One disadvantage of the antigen detection by immunocytochemistry was the number of false positive tests. This could be caused by non-specific binding of the antibodies. However, some results could be true positives, as implied by the higher false positivity in the HIV positive cases. TB is a common co-morbidity in high TB endemic settings, and due to atypical clinical presentation of TB in HIV co-infected patients, some cases could be misdiagnosed in the absence of bacteriological confirmation.

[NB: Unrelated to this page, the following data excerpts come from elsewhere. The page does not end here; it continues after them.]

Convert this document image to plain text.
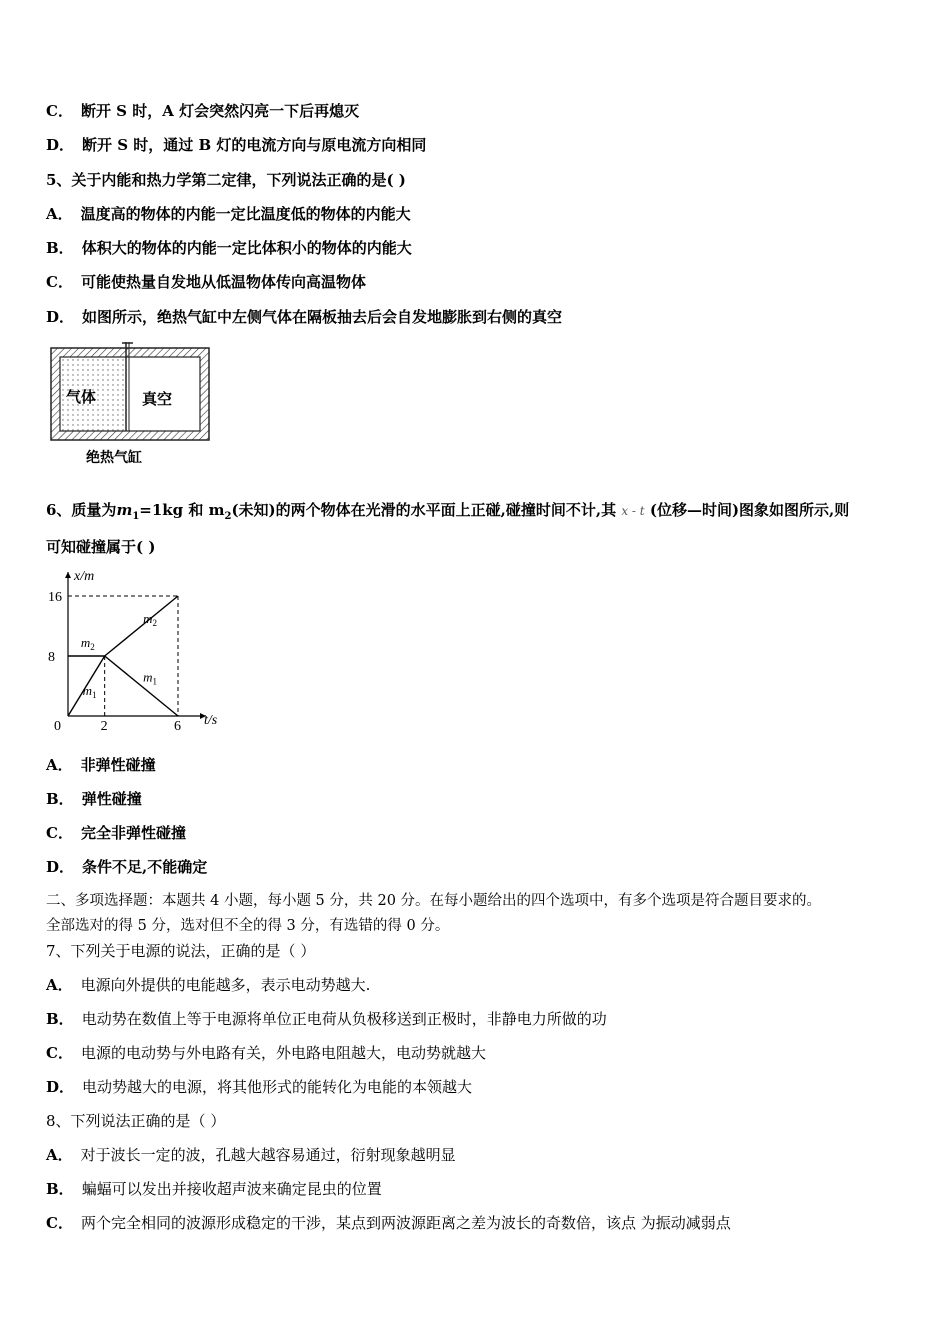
C． 断开 S 时，A 灯会突然闪亮一下后再熄灭
D． 断开 S 时，通过 B 灯的电流方向与原电流方向相同
5、关于内能和热力学第二定律，下列说法正确的是( )
A． 温度高的物体的内能一定比温度低的物体的内能大
B． 体积大的物体的内能一定比体积小的物体的内能大
C． 可能使热量自发地从低温物体传向高温物体
D． 如图所示，绝热气缸中左侧气体在隔板抽去后会自发地膨胀到右侧的真空
气体	真空
绝热气缸
6、质量为$m_1=1kg$ 和 $m_2$(未知)的两个物体在光滑的水平面上正碰,碰撞时间不计,其 x - t (位移—时间)图象如图所示,则
可知碰撞属于( )
x/m
t/s
16
8
0	2	6
$m_2$
$m_2$
$m_1$
$m_1$
A． 非弹性碰撞
B． 弹性碰撞
C． 完全非弹性碰撞
D． 条件不足,不能确定
二、多项选择题：本题共 4 小题，每小题 5 分，共 20 分。在每小题给出的四个选项中，有多个选项是符合题目要求的。
全部选对的得 5 分，选对但不全的得 3 分，有选错的得 0 分。
7、下列关于电源的说法，正确的是（ ）
A． 电源向外提供的电能越多，表示电动势越大.
B． 电动势在数值上等于电源将单位正电荷从负极移送到正极时，非静电力所做的功
C． 电源的电动势与外电路有关，外电路电阻越大，电动势就越大
D． 电动势越大的电源，将其他形式的能转化为电能的本领越大
8、下列说法正确的是（ ）
A． 对于波长一定的波，孔越大越容易通过，衍射现象越明显
B． 蝙蝠可以发出并接收超声波来确定昆虫的位置
C． 两个完全相同的波源形成稳定的干涉，某点到两波源距离之差为波长的奇数倍，该点 为振动减弱点
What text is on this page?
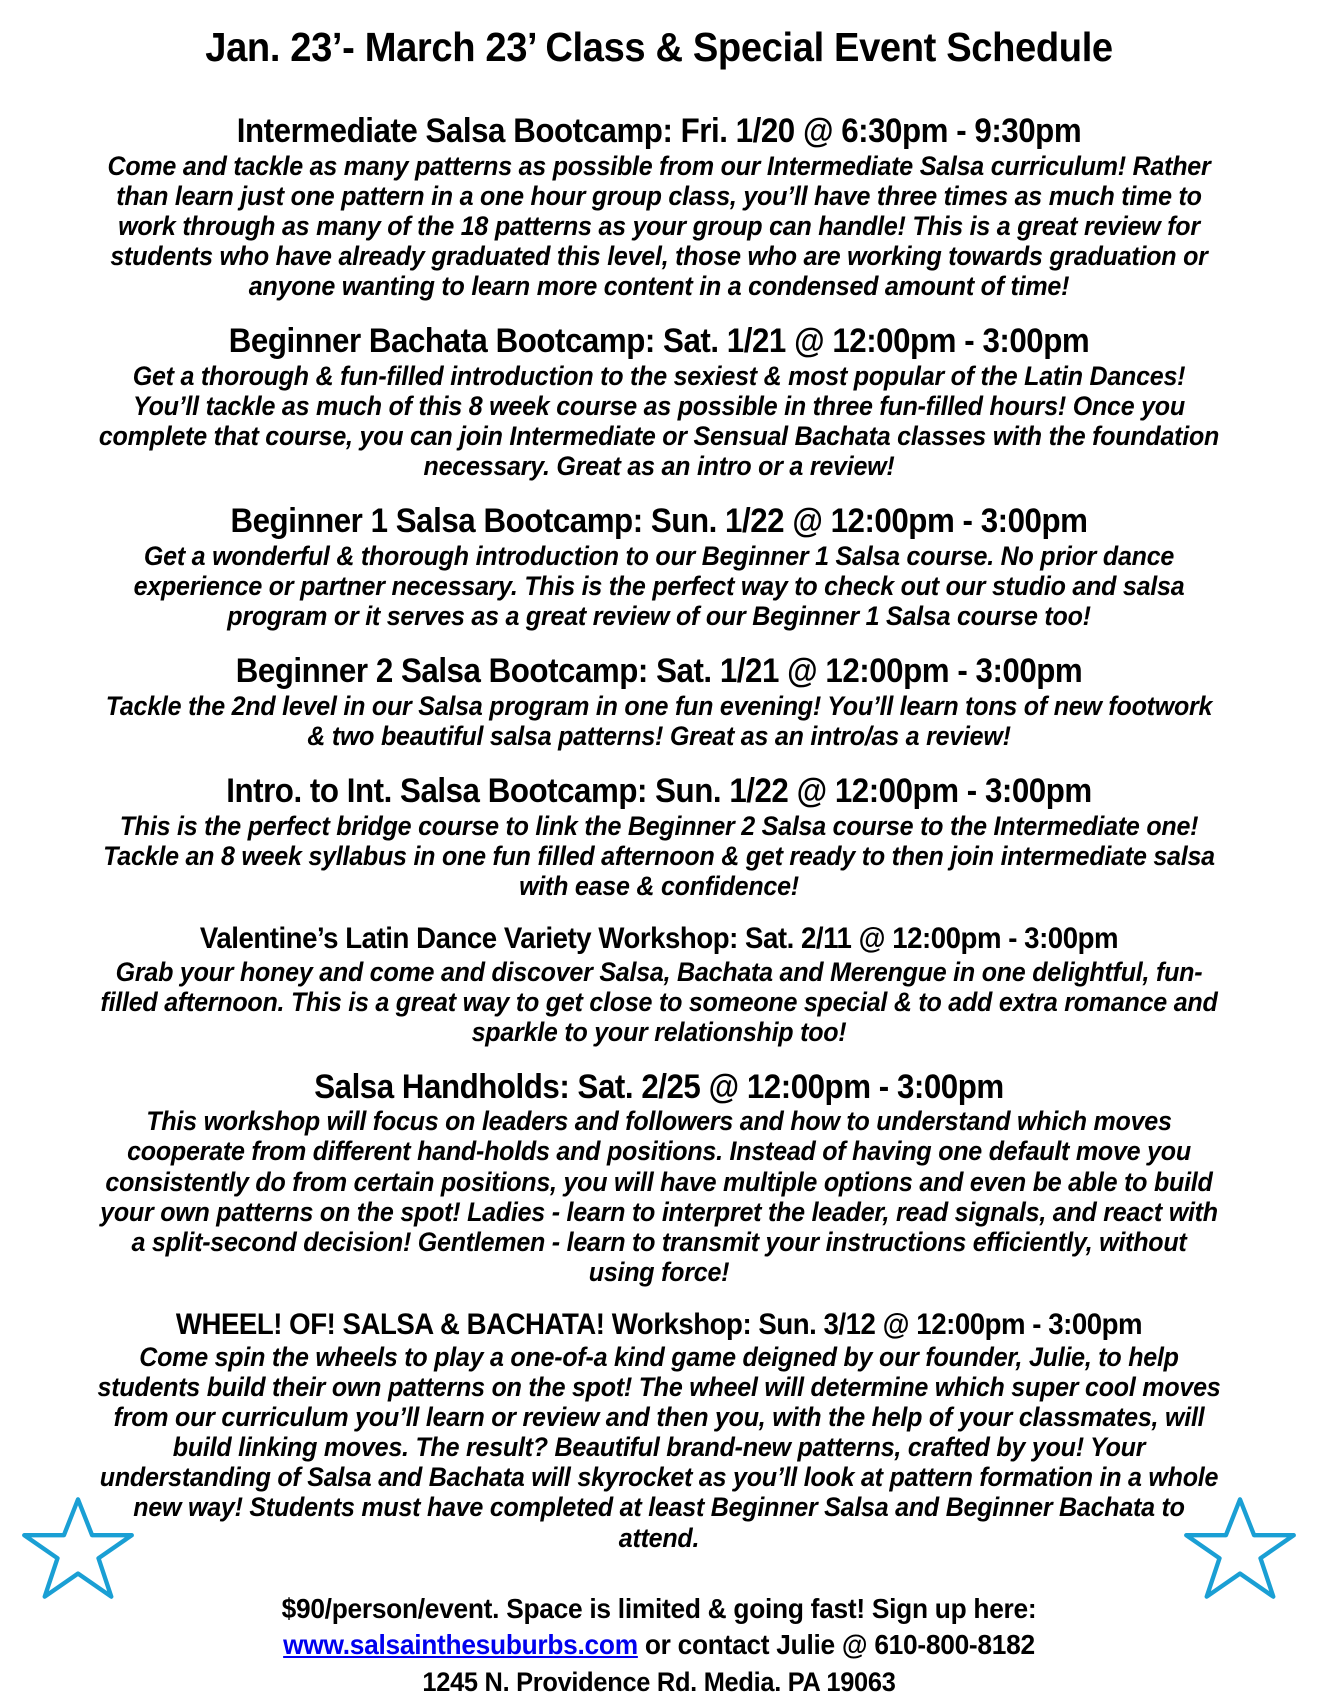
Jan. 23’- March 23’ Class & Special Event Schedule
Intermediate Salsa Bootcamp: Fri. 1/20 @ 6:30pm - 9:30pm
Come and tackle as many patterns as possible from our Intermediate Salsa curriculum! Rather than learn just one pattern in a one hour group class, you’ll have three times as much time to work through as many of the 18 patterns as your group can handle! This is a great review for students who have already graduated this level, those who are working towards graduation or anyone wanting to learn more content in a condensed amount of time!
Beginner Bachata Bootcamp: Sat. 1/21 @ 12:00pm - 3:00pm
Get a thorough & fun-filled introduction to the sexiest & most popular of the Latin Dances! You’ll tackle as much of this 8 week course as possible in three fun-filled hours! Once you complete that course, you can join Intermediate or Sensual Bachata classes with the foundation necessary. Great as an intro or a review!
Beginner 1 Salsa Bootcamp: Sun. 1/22 @ 12:00pm - 3:00pm
Get a wonderful & thorough introduction to our Beginner 1 Salsa course. No prior dance experience or partner necessary. This is the perfect way to check out our studio and salsa program or it serves as a great review of our Beginner 1 Salsa course too!
Beginner 2 Salsa Bootcamp: Sat. 1/21 @ 12:00pm - 3:00pm
Tackle the 2nd level in our Salsa program in one fun evening! You’ll learn tons of new footwork & two beautiful salsa patterns! Great as an intro/as a review!
Intro. to Int. Salsa Bootcamp: Sun. 1/22 @ 12:00pm - 3:00pm
This is the perfect bridge course to link the Beginner 2 Salsa course to the Intermediate one! Tackle an 8 week syllabus in one fun filled afternoon & get ready to then join intermediate salsa with ease & confidence!
Valentine’s Latin Dance Variety Workshop: Sat. 2/11 @ 12:00pm - 3:00pm
Grab your honey and come and discover Salsa, Bachata and Merengue in one delightful, fun-filled afternoon. This is a great way to get close to someone special & to add extra romance and sparkle to your relationship too!
Salsa Handholds: Sat. 2/25 @ 12:00pm - 3:00pm
This workshop will focus on leaders and followers and how to understand which moves cooperate from different hand-holds and positions. Instead of having one default move you consistently do from certain positions, you will have multiple options and even be able to build your own patterns on the spot! Ladies - learn to interpret the leader, read signals, and react with a split-second decision! Gentlemen - learn to transmit your instructions efficiently, without using force!
WHEEL! OF! SALSA & BACHATA! Workshop: Sun. 3/12 @ 12:00pm - 3:00pm
Come spin the wheels to play a one-of-a kind game deigned by our founder, Julie, to help students build their own patterns on the spot! The wheel will determine which super cool moves from our curriculum you’ll learn or review and then you, with the help of your classmates, will build linking moves. The result? Beautiful brand-new patterns, crafted by you! Your understanding of Salsa and Bachata will skyrocket as you’ll look at pattern formation in a whole new way! Students must have completed at least Beginner Salsa and Beginner Bachata to attend.
$90/person/event. Space is limited & going fast! Sign up here:
www.salsainthesuburbs.com or contact Julie @ 610-800-8182
1245 N. Providence Rd. Media. PA 19063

Pleural TB is known to be a paucibacillary disease and this is also confirmed in our study, as only 12% of the cases were positive with direct microscopy, 41% with culture, and only 6% with real-time PCR. The low sensitivity of real-time PCR is similar to the results of Xpert MTB/RIF assay on pleural effusions [20]. WHO has not recommended the Xpert MTB/RIF assay for diagnosis of pleural effusions due to low sensitivity [32]. Nested-PCR was positive in 53% cases. However, this PCR is not suitable for routine use in high TB endemic setting due to risk of contamination. Even though there was positive correlation between the cases positive with culture and DNA load, there was a negative correlation between culture positivity and nested-PCR. This finding implies that DNA might persist in the tissues, even if the bacilli are killed as shown previously in murine tissues [33].

Conclusion

Mycobacterial antigens were detectable in PFMC from tuberculous pleural effusions by immunocytochemistry. There was no direct correlation between antigens and culture, implying that antigens persist in the infected tissues despite clearance of bacilli. More cases can be diagnosed by combination of antigen detection and culture. A combination of LAM and secreted antigen could diagnose more cases of pleural TB as compared to all the routine tests. This immunocytochemistry-based method is rapid and robust, and unlike PCR, it is not sensitive to contamination. Hence, it can contribute to the timely management of pleural TB cases in high TB and HIV endemic settings. Further studies are required to test the reproducibility of the test.